O próprio fato de ele gostar tanto desse filme silencioso já é revelador - a carroça fantasma é aquela em que a Morte vem recolher as pessoas. A morte foi sempre uma obsessão de Bergman. Até como decorrência disso, Bergman, o filho do pastor, era obcecado pelo mistério - o que existe depois da vida? Deus existe? Essas questões metafísicas foram transformadas em temas e o cinema de Bergman trata da fome e o sexo, a fome de sexo, além do silêncio de Deus, que só é rompido, como manifestação divina, por aquela fonte que irrompe no local do sacrifício da donzela. Em 1976, ele deu uma declaração polêmica. Disse que Deus e ele se haviam afastado definitivamente. ‘Estamos na Terra e esta é nossa única vida.’ Manifestação radical de um autor que antes acreditava, como Eugene O’Neill, que toda obra dramática que não trata das relações dos seres humanos com Deus não tem valor. Bergman explicava que, desta maneira, queria dizer que toda a arte tem de manter uma relação com a ética.

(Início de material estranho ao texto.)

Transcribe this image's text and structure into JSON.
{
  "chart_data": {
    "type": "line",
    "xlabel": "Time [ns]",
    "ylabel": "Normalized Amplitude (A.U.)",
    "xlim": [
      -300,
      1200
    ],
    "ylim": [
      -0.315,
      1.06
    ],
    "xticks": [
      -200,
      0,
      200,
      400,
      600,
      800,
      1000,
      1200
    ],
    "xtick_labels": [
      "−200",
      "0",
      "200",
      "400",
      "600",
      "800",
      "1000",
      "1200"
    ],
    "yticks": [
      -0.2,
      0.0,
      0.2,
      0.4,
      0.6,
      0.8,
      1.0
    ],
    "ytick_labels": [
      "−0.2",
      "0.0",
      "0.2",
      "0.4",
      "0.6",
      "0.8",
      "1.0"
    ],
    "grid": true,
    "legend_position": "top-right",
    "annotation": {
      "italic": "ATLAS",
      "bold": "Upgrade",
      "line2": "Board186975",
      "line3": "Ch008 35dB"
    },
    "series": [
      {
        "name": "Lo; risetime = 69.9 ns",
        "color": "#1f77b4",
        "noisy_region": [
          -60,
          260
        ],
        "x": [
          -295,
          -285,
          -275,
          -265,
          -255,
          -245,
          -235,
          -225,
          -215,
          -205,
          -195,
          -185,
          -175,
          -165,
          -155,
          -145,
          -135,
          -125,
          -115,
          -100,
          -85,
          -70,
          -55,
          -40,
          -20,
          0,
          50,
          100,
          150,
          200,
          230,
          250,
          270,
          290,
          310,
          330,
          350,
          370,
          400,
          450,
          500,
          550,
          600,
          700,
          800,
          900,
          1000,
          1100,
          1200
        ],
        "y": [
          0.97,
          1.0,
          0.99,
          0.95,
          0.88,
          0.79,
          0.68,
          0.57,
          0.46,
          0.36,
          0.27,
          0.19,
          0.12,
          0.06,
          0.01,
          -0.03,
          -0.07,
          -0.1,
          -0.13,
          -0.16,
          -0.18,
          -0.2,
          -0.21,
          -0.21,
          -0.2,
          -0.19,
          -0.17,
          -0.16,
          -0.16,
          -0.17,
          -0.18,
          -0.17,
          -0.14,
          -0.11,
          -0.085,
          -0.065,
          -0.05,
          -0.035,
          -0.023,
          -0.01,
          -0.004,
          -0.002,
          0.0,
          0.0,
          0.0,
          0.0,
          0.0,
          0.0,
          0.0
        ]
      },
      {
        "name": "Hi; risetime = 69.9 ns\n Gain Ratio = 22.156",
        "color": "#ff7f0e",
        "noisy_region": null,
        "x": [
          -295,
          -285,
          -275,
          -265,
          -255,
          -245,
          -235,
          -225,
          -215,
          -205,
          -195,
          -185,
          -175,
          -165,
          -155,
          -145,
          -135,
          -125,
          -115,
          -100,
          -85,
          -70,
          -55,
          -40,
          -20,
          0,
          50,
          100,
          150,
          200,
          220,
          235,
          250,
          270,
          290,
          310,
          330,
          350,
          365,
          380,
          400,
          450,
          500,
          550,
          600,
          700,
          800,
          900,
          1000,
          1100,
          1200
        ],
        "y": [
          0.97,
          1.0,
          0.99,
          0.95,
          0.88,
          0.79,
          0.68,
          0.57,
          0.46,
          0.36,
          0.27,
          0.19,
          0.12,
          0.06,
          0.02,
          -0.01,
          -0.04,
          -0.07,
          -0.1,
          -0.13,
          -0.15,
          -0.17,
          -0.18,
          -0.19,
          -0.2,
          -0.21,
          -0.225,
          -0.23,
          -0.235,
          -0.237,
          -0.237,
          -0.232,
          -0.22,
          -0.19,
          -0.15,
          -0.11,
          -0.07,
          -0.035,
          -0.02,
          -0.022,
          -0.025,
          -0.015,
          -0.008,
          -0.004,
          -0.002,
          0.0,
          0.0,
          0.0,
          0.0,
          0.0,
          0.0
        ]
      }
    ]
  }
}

A esses temas, soma-se outro, muito forte - o horror que o grande artista sempre teve da burocracia e o da humilhação. Em seus filmes, há muitas vezes um personagem que sofre a humilhação como tragédia - e nenhum é tão trágico como o palhaço de Noites de Circo, ridicularizado pelos soldados cujos integrantes são todos amantes de sua insaciável mulher.

Nos anos 70, a humilhação atingiu Bergman de uma forma avassaladora. Em decorrência de um problema com o fisco sueco, ele foi preso. Solto, exilou-se por um breve período na Alemanha, só o tempo de ali realizar dois filmes - O Ovo da Serpente, em 1979, sobre a gênese do nazismo, e Da Vida das Marionetes, no ano seguinte. O filme é uma espécie de Cenas de Um Casamento 2, filmado em preto-e-branco e ainda mais cruel e rigoroso do que o telefilme de 1974, com Liv Ullman e Erland Josephsson. Cenas de Um Casamento tornou-se tão emblemático da obra de Bergman que o cineasta, nos anos 2000, fez uma belíssima seqüência - Saraband, mostrando o que ocorre quando Liv e Josephsson se reencontram, mais de 30 anos após a separação.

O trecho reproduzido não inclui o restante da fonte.